Figure 6.9 shows an improved representation of visual events linked to s-line. From the points of the Figs. 6.7 and 6.8 we have produced a curve with a natural smoothing spline operator. This arbitrary smoothing exhibits two phenomena related to s-partitions: amplitude and frequency of visual events. The A path shows strong variations on long periods, and the path B shows small variations on short periods. Therefore, concerning the horizontal visual events (s-lines), the A path could be described as varied while the B path can be described as more constant. And concerning the vertical visual events (v-lines), the A path is clearly less fluctuating than the B path.

Fig. 6.9

Comparison of diagrams related to the visual properties of paths A and B

This method could be used to show the discontinuities or visual events in the field of view and therefore shows also where we could find some important changes in 3D isovists. This assumption is limited by our approximation of vertical events: we only take into account the central axis of the vertical landmarks while they have an unneglectable width. This approximation allows more legible maps but at the cost of the precision of the results.
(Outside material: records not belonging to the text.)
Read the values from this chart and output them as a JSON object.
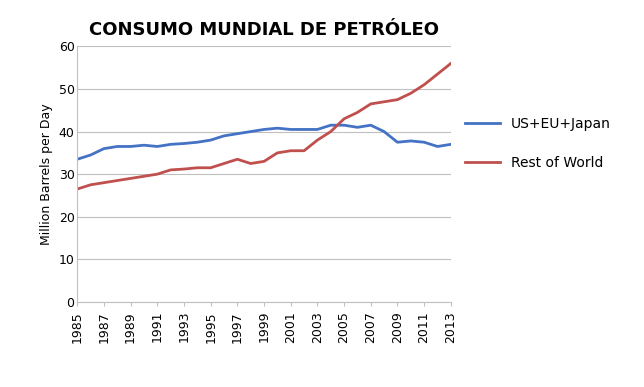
{
  "title": "CONSUMO MUNDIAL DE PETRÓLEO",
  "ylabel": "Million Barrels per Day",
  "years": [
    1985,
    1986,
    1987,
    1988,
    1989,
    1990,
    1991,
    1992,
    1993,
    1994,
    1995,
    1996,
    1997,
    1998,
    1999,
    2000,
    2001,
    2002,
    2003,
    2004,
    2005,
    2006,
    2007,
    2008,
    2009,
    2010,
    2011,
    2012,
    2013
  ],
  "us_eu_japan": [
    33.5,
    34.5,
    36.0,
    36.5,
    36.5,
    36.8,
    36.5,
    37.0,
    37.2,
    37.5,
    38.0,
    39.0,
    39.5,
    40.0,
    40.5,
    40.8,
    40.5,
    40.5,
    40.5,
    41.5,
    41.5,
    41.0,
    41.5,
    40.0,
    37.5,
    37.8,
    37.5,
    36.5,
    37.0
  ],
  "rest_of_world": [
    26.5,
    27.5,
    28.0,
    28.5,
    29.0,
    29.5,
    30.0,
    31.0,
    31.2,
    31.5,
    31.5,
    32.5,
    33.5,
    32.5,
    33.0,
    35.0,
    35.5,
    35.5,
    38.0,
    40.0,
    43.0,
    44.5,
    46.5,
    47.0,
    47.5,
    49.0,
    51.0,
    53.5,
    56.0
  ],
  "us_eu_japan_color": "#4472C4",
  "rest_of_world_color": "#C0504D",
  "ylim": [
    0,
    60
  ],
  "yticks": [
    0,
    10,
    20,
    30,
    40,
    50,
    60
  ],
  "xtick_labels": [
    "1985",
    "1987",
    "1989",
    "1991",
    "1993",
    "1995",
    "1997",
    "1999",
    "2001",
    "2003",
    "2005",
    "2007",
    "2009",
    "2011",
    "2013"
  ],
  "legend_us_eu_japan": "US+EU+Japan",
  "legend_rest_of_world": "Rest of World",
  "background_color": "#ffffff",
  "title_fontsize": 13,
  "axis_label_fontsize": 9,
  "tick_fontsize": 9,
  "grid_color": "#c0c0c0"
}
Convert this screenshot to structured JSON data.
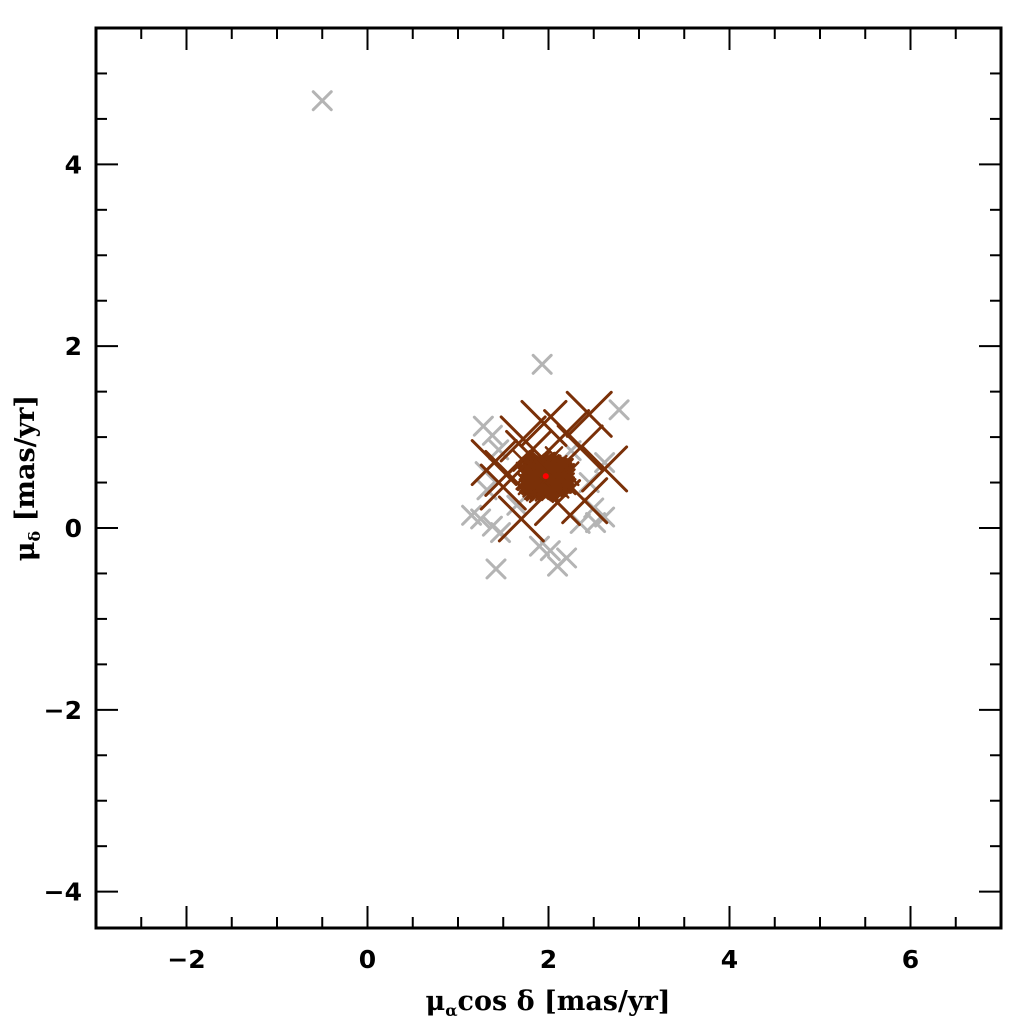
{
  "chart_data": {
    "type": "scatter",
    "xlabel": {
      "mu": "μ",
      "sub": "α",
      "rest": "cos δ [mas/yr]"
    },
    "ylabel": {
      "mu": "μ",
      "sub": "δ",
      "rest": " [mas/yr]"
    },
    "xlim": [
      -3,
      7
    ],
    "ylim": [
      -4.4,
      5.5
    ],
    "x_ticks": [
      -2,
      0,
      2,
      4,
      6
    ],
    "x_tick_labels": [
      "−2",
      "0",
      "2",
      "4",
      "6"
    ],
    "y_ticks": [
      -4,
      -2,
      0,
      2,
      4
    ],
    "y_tick_labels": [
      "−4",
      "−2",
      "0",
      "2",
      "4"
    ],
    "grid": false,
    "colors": {
      "field": "#b4b4b4",
      "members": "#7a3008",
      "center": "#ff0000",
      "axes": "#000000"
    },
    "series": [
      {
        "marker": "x-cross",
        "color": "#b4b4b4",
        "points": [
          {
            "x": -0.5,
            "y": 4.7
          },
          {
            "x": 1.93,
            "y": 1.8
          },
          {
            "x": 2.78,
            "y": 1.3
          },
          {
            "x": 1.28,
            "y": 1.12
          },
          {
            "x": 1.38,
            "y": 1.02
          },
          {
            "x": 1.45,
            "y": 0.86
          },
          {
            "x": 1.3,
            "y": 0.62
          },
          {
            "x": 1.32,
            "y": 0.42
          },
          {
            "x": 1.15,
            "y": 0.14
          },
          {
            "x": 1.25,
            "y": 0.1
          },
          {
            "x": 1.38,
            "y": 0.02
          },
          {
            "x": 1.47,
            "y": -0.05
          },
          {
            "x": 1.42,
            "y": -0.45
          },
          {
            "x": 1.9,
            "y": -0.2
          },
          {
            "x": 2.02,
            "y": -0.25
          },
          {
            "x": 2.1,
            "y": -0.42
          },
          {
            "x": 2.2,
            "y": -0.33
          },
          {
            "x": 2.35,
            "y": 0.05
          },
          {
            "x": 2.52,
            "y": 0.06
          },
          {
            "x": 2.62,
            "y": 0.12
          },
          {
            "x": 2.5,
            "y": 0.22
          },
          {
            "x": 2.62,
            "y": 0.72
          },
          {
            "x": 2.45,
            "y": 0.5
          },
          {
            "x": 1.65,
            "y": 0.25
          },
          {
            "x": 2.25,
            "y": 0.85
          }
        ]
      },
      {
        "marker": "x-cross",
        "color": "#7a3008",
        "points": [
          {
            "x": 2.45,
            "y": 1.25
          },
          {
            "x": 1.95,
            "y": 1.15
          },
          {
            "x": 2.62,
            "y": 0.65
          },
          {
            "x": 1.4,
            "y": 0.72
          },
          {
            "x": 1.5,
            "y": 0.45
          },
          {
            "x": 1.7,
            "y": 0.1
          },
          {
            "x": 1.55,
            "y": 0.6
          },
          {
            "x": 2.2,
            "y": 1.05
          },
          {
            "x": 2.35,
            "y": 0.88
          },
          {
            "x": 1.72,
            "y": 0.98
          },
          {
            "x": 2.4,
            "y": 0.3
          },
          {
            "x": 2.1,
            "y": 0.28
          },
          {
            "x": 1.78,
            "y": 0.82
          }
        ]
      }
    ],
    "cluster_center": {
      "x": 1.97,
      "y": 0.57
    },
    "cluster_spread": {
      "sx": 0.22,
      "sy": 0.17
    }
  }
}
Concerning the e-lines, the question that arise is how the e-line and e-partitions could be weighted in order to be combined to the weighted s-line and v-line. In other words, how we could assess the importance of the visual events represented by e-line?

Conclusion

This study is a contribution to the open space convex partition solution proposed by Peponis et al. (1997). Our main goal is to enrich their pioneering proposal in two different manners. First one has to do with some sort of s-lines’ weighting. Second one integrates landscape saliencies (from verticality point of view). Both extensions aim to put the emphasis on anthropocentric aspects, and to go beyond pure geometrical partition of open spaces.

Further work concerns the application of our method to the e-partitions in order to study the relative importance of e-lines compared to s-lines and v-lines. Secondly, the v-lines generation has to be done from any vertical landmark with some perceptive quality. And lastly we have to integrate the terrain model in the computation as the variations in the terrain could bring some new kind of convex partition of the space.